Just Earth News | @JustEarthNews | 22 Mar 2018, 07:51 am Print
MONUSCO
New York: The security services and defence forces of the Democratic Republic of the Congo (DRC) killed at least 47 people during anti-government protests over a 13-month period through 31 January 2018, a United Nations human rights report has found.
“It is particularly disturbing that security services and defence forces carry out this violence with almost full impunity which can be perceived as encouraging such repression,” Zeid Ra’ad Al Hussein, the UN human rights chief, said in a press release on the repoty, which concluded that freedom of peaceful assembly was “severely restricted and often violently suppressed” by the authorities in 2017.
“We are seeing the quashing of dissent at all costs – even at the cost of human life – in the DRC by the systematic deployment of armed forces alongside the Police Nationale Congolaise to handle protests,” added the UN High Commissioner for Human Rights.
While some people armed with sticks and broomsticks attempted to perpetrate violence during some protests, the vast majority of demonstrators were peaceful, according to the report published on Monday by the UN human rights wing and the UN peacekeeping mission in the African country.
The report concluded that the use of excessive force – including lethal force – by the authorities was thus “unlawful, unjustified and disproportionate.”
Between 1 January 2017 and 31 January 2018, at least 47 people, including women and children, were killed in the context of demonstrations and there are indications that Congolese security services have attempted to cover up these serious human rights violations by removing the bodies of victims and obstructing the work of national and international observers, the report states.
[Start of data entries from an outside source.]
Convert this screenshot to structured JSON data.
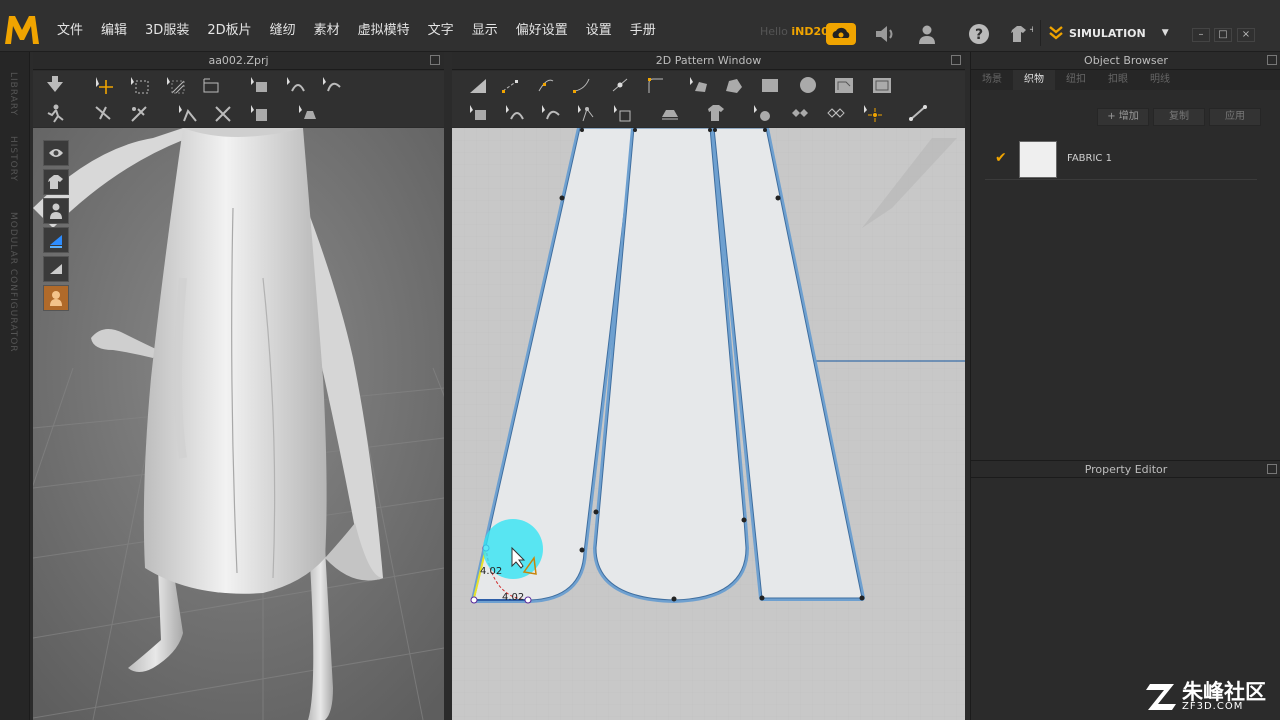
{
  "app": {
    "logo_letter": "M",
    "license_prefix": "Hello",
    "license_name": "iND2018",
    "simulation_label": "SIMULATION",
    "accent_color": "#f0a400"
  },
  "menu": {
    "items": [
      "文件",
      "编辑",
      "3D服装",
      "2D板片",
      "缝纫",
      "素材",
      "虚拟模特",
      "文字",
      "显示",
      "偏好设置",
      "设置",
      "手册"
    ]
  },
  "sidebar": {
    "labels": [
      "LIBRARY",
      "HISTORY",
      "MODULAR CONFIGURATOR"
    ]
  },
  "view3d": {
    "title": "aa002.Zprj"
  },
  "view2d": {
    "title": "2D Pattern Window",
    "measure_vertical": "4.02",
    "measure_horizontal": "4.02"
  },
  "object_browser": {
    "title": "Object Browser",
    "tabs": [
      "场景",
      "织物",
      "纽扣",
      "扣眼",
      "明线"
    ],
    "active_tab": "织物",
    "actions": [
      "+ 增加",
      "复制",
      "应用"
    ],
    "fabric_name": "FABRIC 1"
  },
  "property_editor": {
    "title": "Property Editor"
  },
  "watermark": {
    "main": "朱峰社区",
    "sub": "ZF3D.COM"
  }
}
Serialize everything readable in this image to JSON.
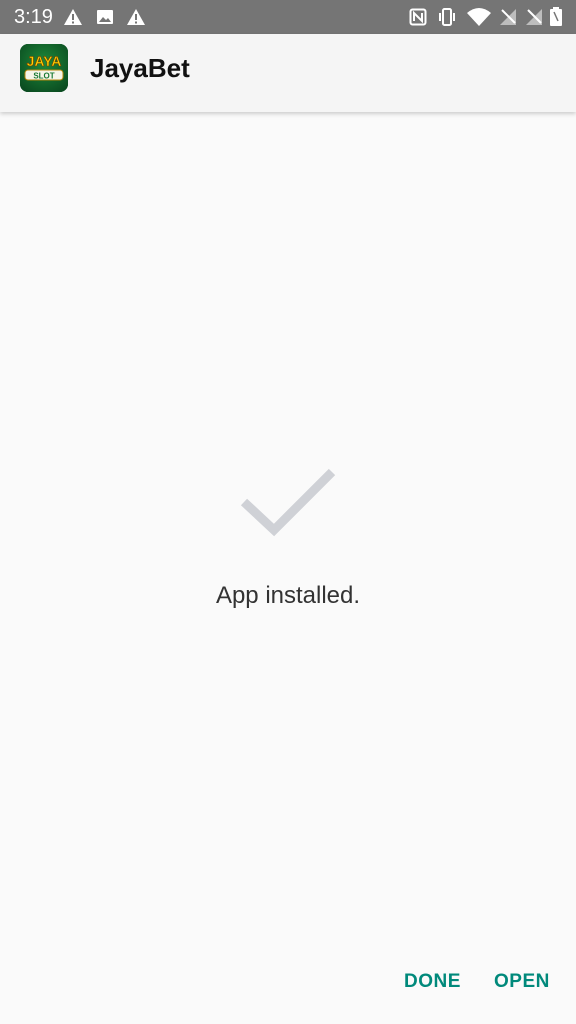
{
  "status_bar": {
    "time": "3:19",
    "background": "#757575",
    "left_icons": [
      "warning-icon",
      "image-icon",
      "warning-icon"
    ],
    "right_icons": [
      "nfc-icon",
      "vibrate-icon",
      "wifi-icon",
      "no-signal-icon",
      "no-signal-icon",
      "battery-icon"
    ]
  },
  "app_bar": {
    "title": "JayaBet",
    "icon_text_top": "JAYA",
    "icon_text_bottom": "SLOT"
  },
  "main": {
    "status_icon": "checkmark-icon",
    "message": "App installed."
  },
  "actions": {
    "done_label": "DONE",
    "open_label": "OPEN",
    "accent_color": "#00897b"
  }
}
The report describes the lack of compliance with national law and international standards related to the use of force during the suppression of peaceful demonstrations.
For her part, Leila Zerrougui, the UN Secretary-General’s Special Representative in the DRC, said the report highlights a continued shrinking of the democratic space in the country since the beginning of 2015.
“Demonstrations are intrinsically related to freedom of expression and it is absolutely necessary that all voices can be heard in the context of the forthcoming elections,” said Zerrougui, also the head of the UN peacekeeping mission, known as its French acronym MONUSCO.
The two UN officials urged the Government to allow the exercise of the rights to peaceful assembly and expression, warning that repression would only breed frustration, could lead to serious deteriorations in the security situation in the country and could pose a threat to the electoral process.
For credible elections to be held at the end of this year, the Government has an obligation to ensure that people’s civil and political rights are respected and their exercise is facilitated, they said.